The top court is being asked to determine whether the approximately 200,000 Métis and 400,000 non-status Indians in Canada have the right to be treated as “Indians” under the Constitution Act and fall under federal jurisdiction.
Métis and non-status Indians argue that because neither the provinces nor Ottawa have been willing to accept jurisdiction, they have fallen through the cracks.
“So you see them showing up on our streets in our major cities, not properly educated, without proper health care, without proper social services; the forgotten people, said Joseph Magnet, lead counsel for the Congress of Aboriginal Peoples (CAP).
The landmark case was launched in 1999 by prominent Métis leader Harry Daniels, but it did not go to trial until 2011. In an historic victory, the Federal Court ruled in the Métis and non-status Indians’ favour, declaring they fall under federal jurisdiction, meaning they could try to negotiate access to federal programs and services.
‘Most disadvantaged of all’
In his 175-page judgment the trial judge highlighted the real effects of a lack of status when he quoted an internal government document on the matter: “The Métis and non-status Indian people, lacking even the protection of the Department of Indian Affairs and Northern Development, are far more exposed to discrimination and other social disabilities.

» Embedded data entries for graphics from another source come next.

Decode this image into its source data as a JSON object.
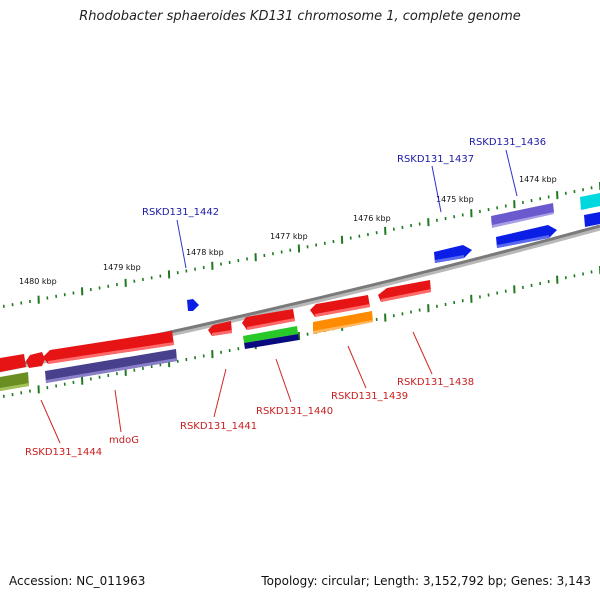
{
  "title": "Rhodobacter sphaeroides KD131 chromosome 1, complete genome",
  "footer": {
    "accession": "Accession: NC_011963",
    "summary": "Topology: circular; Length: 3,152,792 bp; Genes: 3,143"
  },
  "colors": {
    "backbone": "#808080",
    "tick": "#1f7a1f",
    "label_top": "#1a1aa6",
    "label_bottom": "#c81e1e",
    "connector_top": "#3030d0",
    "connector_bottom": "#d02828"
  },
  "kbp_labels": [
    {
      "text": "1474 kbp",
      "kbp": 1474
    },
    {
      "text": "1475 kbp",
      "kbp": 1475
    },
    {
      "text": "1476 kbp",
      "kbp": 1476
    },
    {
      "text": "1477 kbp",
      "kbp": 1477
    },
    {
      "text": "1478 kbp",
      "kbp": 1478
    },
    {
      "text": "1479 kbp",
      "kbp": 1479
    },
    {
      "text": "1480 kbp",
      "kbp": 1480
    }
  ],
  "gene_labels_top": [
    {
      "id": "RSKD131_1436",
      "text": "RSKD131_1436"
    },
    {
      "id": "RSKD131_1437",
      "text": "RSKD131_1437"
    },
    {
      "id": "RSKD131_1442",
      "text": "RSKD131_1442"
    }
  ],
  "gene_labels_bottom": [
    {
      "id": "RSKD131_1438",
      "text": "RSKD131_1438"
    },
    {
      "id": "RSKD131_1439",
      "text": "RSKD131_1439"
    },
    {
      "id": "RSKD131_1440",
      "text": "RSKD131_1440"
    },
    {
      "id": "RSKD131_1441",
      "text": "RSKD131_1441"
    },
    {
      "id": "mdoG",
      "text": "mdoG"
    },
    {
      "id": "RSKD131_1444",
      "text": "RSKD131_1444"
    }
  ],
  "features": [
    {
      "name": "cyan-feature",
      "color": "#00d8e0"
    },
    {
      "name": "blue-feature",
      "color": "#0a1ee6"
    },
    {
      "name": "purple-feature",
      "color": "#6a5acd"
    },
    {
      "name": "red-feature",
      "color": "#e61414"
    },
    {
      "name": "green-feature",
      "color": "#28c828"
    },
    {
      "name": "navy-feature",
      "color": "#0a0a80"
    },
    {
      "name": "orange-feature",
      "color": "#ff8c00"
    },
    {
      "name": "slate-feature",
      "color": "#48408c"
    },
    {
      "name": "olive-feature",
      "color": "#6b8e23"
    }
  ]
}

It is true today that in the absence of federal initiative in this field they are the most disadvantaged of all Canadian citizens.”
After the federal government appealed the ruling, the federal Court of Appeal upheld the lower court’s ruling in favour of the Métis, but not in favour of non-status Indians.
Neither lower court gave the Métis and non-status Indians the additional declarations they were looking for: that if they do fall under federal jurisdiction, the federal government has a fiduciary obligation to them and an obligation to negotiate with them.
CAP appealed to the Supreme Court, hoping to get a final determination. In a sign of how big the stakes are, the case has 12 intervenors, including aboriginal organizations and provincial governments.
“We’ve been treated as a people without rights and basically as a third class aboriginal peoples,” said Clément Chartier, president of the National Métis Council, one of the intervenors in the case.
Harry Daniels died in 2004. His son, Gabriel Daniels, says he believes his father was put on earth for this case, to fight for the betterment of his people.
“One of the big reasons he was here was to do this,” Daniels says. “It’s really an honour to see it unfold and I just hope it goes the way we want.”
The federal government continues to argue that the framers of the Constitution did not intend Métis to be part of Section 91(24) of the Constitution, which spells out that “Indians” are the exclusive jurisdiction of the federal government.
And the federal government says in its factum that even if Métis and non-status Indians were to get that recognition, it would not compel Parliament to “exercise that legislative power in any particular way.”
That is why CAP says it wants the court to also impose both negotiating and fiduciary duties on the federal government.
“Then they can’t keep denying that they have to do something,” says Dwight Dorey, CAP national chief.